POCUS for Intussusception

  • Most commonly occurs at the ileo-cecal junction and most commonly found in the right lower or right upper quadrant

  • Look for a target sign or donut sign (in transverse view, see above) or sandwich or pseudokidney sign (in longitudinal view, see below)

  • Diameter > 2cm (remember in-✌-ssusception)
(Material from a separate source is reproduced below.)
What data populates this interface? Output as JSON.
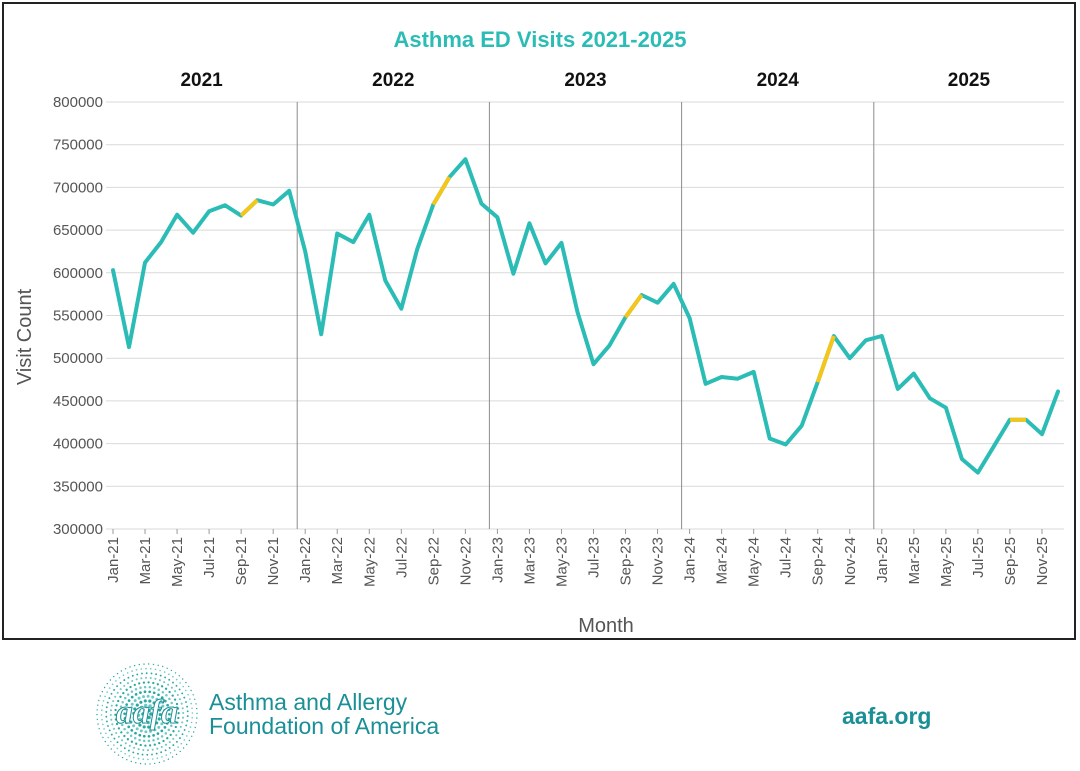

    • May see mesenteric fat and lymph nodes in the center

Image 2. Pseudokidney or sandwhich sign

How to perform the study            

  • Use warm gel, have parents help distract, scan on parent's lap!

  • Use the linear probe

  • Picture frame pattern- start in the RLQ w/ probe marker to pts R scan towards the RUQ, then turn the probe w/ marker to pts head and scan towards the LUQ, then turn the probe w/ marker to pts R and scan down to the LLQ

  • Lawnmower pattern- start in the RLQ and lawnmower the entire abdomen scanning up and down from right to left with the probe marker to the pts R

  • Measure the diameter of the intussusseption if found

Image 3. Picture frame pattern

Back to the patient

Surgery was consulted, the patient underwent an air enema with resolution of the intussusseption. The patient was then discharged home.

References:

  1. Lin-Martore. PEM POCUS Series: Intussusception. https://www.aliem.com/pem-pocus-series-intussusception/

  2. Lin-Martore M, Kornblith AE, Kohn MA, Gottlieb M. Diagnostic Accuracy of Point-of-Care Ultrasound for Intussusception in Children Presenting to the Emergency Department: A Systematic Review and Meta-analysis. West J Emerg Med. 2020 Jul 2;21(4):1008-1016. doi: 10.5811/westjem.2020.4.46241. PMID: 32726276; PMCID: PMC7390574.